Earl Grey Cake Batter:
172g whole milk
5 Earl Grey tea bags
175g cake flour
150g granulated sugar
2 tsp baking powder
0.5 tsp fine sea salt
70g unsalted butter, room temperature
113g sour cream, room temperature
65g vegetable oil
1 large egg (50g), room temperature
1 tsp vanilla extract
Earl Grey Simple Syrup:
56g water
30g granulated sugar
2 Earl Grey tea bags
Vanilla Buttercream:
226g unsalted butter, room temperature
180g powdered sugar
2 tbsp heavy cream
2 tsp vanilla extract
Instructions:
Earl Grey Cake Batter: Steep tea bags in milk. Cool. Mix dry ingredients and butter.

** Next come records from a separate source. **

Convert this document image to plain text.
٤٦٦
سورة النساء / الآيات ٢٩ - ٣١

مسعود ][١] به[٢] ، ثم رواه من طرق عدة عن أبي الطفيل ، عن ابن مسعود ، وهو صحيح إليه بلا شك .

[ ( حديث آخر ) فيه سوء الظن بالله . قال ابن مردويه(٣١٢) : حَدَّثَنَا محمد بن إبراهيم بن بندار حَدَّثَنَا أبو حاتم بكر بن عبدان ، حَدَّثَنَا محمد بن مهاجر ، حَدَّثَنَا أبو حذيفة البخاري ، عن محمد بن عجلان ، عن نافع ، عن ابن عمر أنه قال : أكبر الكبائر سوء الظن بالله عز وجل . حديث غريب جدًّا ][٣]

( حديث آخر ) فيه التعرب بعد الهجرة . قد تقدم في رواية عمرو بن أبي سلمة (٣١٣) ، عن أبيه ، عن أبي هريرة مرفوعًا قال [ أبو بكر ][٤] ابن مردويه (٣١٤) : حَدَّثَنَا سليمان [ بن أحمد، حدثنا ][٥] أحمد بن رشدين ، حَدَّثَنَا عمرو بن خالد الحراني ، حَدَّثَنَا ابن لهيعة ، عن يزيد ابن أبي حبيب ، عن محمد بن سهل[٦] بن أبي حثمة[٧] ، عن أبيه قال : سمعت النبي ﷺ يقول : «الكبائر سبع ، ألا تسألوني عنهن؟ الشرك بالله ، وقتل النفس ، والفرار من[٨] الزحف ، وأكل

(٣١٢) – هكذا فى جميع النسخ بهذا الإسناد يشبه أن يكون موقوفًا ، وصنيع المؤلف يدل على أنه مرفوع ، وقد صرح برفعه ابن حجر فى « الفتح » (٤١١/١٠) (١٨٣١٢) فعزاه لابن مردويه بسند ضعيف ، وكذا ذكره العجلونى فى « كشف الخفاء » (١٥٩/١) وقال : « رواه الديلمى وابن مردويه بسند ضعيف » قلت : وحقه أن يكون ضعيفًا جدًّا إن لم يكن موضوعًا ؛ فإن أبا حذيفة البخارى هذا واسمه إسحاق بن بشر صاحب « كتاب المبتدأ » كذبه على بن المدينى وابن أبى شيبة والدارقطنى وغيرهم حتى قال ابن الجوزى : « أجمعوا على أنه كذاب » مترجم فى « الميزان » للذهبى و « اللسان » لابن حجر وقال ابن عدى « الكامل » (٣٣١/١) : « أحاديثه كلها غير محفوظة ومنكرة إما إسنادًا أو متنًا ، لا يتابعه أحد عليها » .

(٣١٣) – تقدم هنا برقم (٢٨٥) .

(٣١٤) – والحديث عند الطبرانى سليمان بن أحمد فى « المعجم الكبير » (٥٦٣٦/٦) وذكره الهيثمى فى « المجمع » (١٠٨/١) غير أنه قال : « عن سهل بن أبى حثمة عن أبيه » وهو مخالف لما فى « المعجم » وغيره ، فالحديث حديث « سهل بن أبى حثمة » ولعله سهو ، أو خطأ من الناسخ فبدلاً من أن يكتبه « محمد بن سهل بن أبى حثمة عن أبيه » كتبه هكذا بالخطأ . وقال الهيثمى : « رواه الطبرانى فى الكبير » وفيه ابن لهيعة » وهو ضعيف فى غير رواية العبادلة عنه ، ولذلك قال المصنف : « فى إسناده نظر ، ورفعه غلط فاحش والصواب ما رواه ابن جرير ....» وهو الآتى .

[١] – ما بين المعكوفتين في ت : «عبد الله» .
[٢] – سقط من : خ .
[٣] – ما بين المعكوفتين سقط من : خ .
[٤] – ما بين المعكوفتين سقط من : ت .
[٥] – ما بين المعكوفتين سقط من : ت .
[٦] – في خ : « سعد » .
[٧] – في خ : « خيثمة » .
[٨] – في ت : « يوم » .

Add tea milk mixture to dry mix. Bake in two 6-inch pans for 25-30 minutes.
Earl Grey Syrup: Simmer water, sugar, and tea bags for 3-4 minutes. Cool.
Vanilla Buttercream: Cream butter and sugar, add cream and vanilla, beat until fluffy.
Assemble: Brush cakes with syrup, frost with buttercream.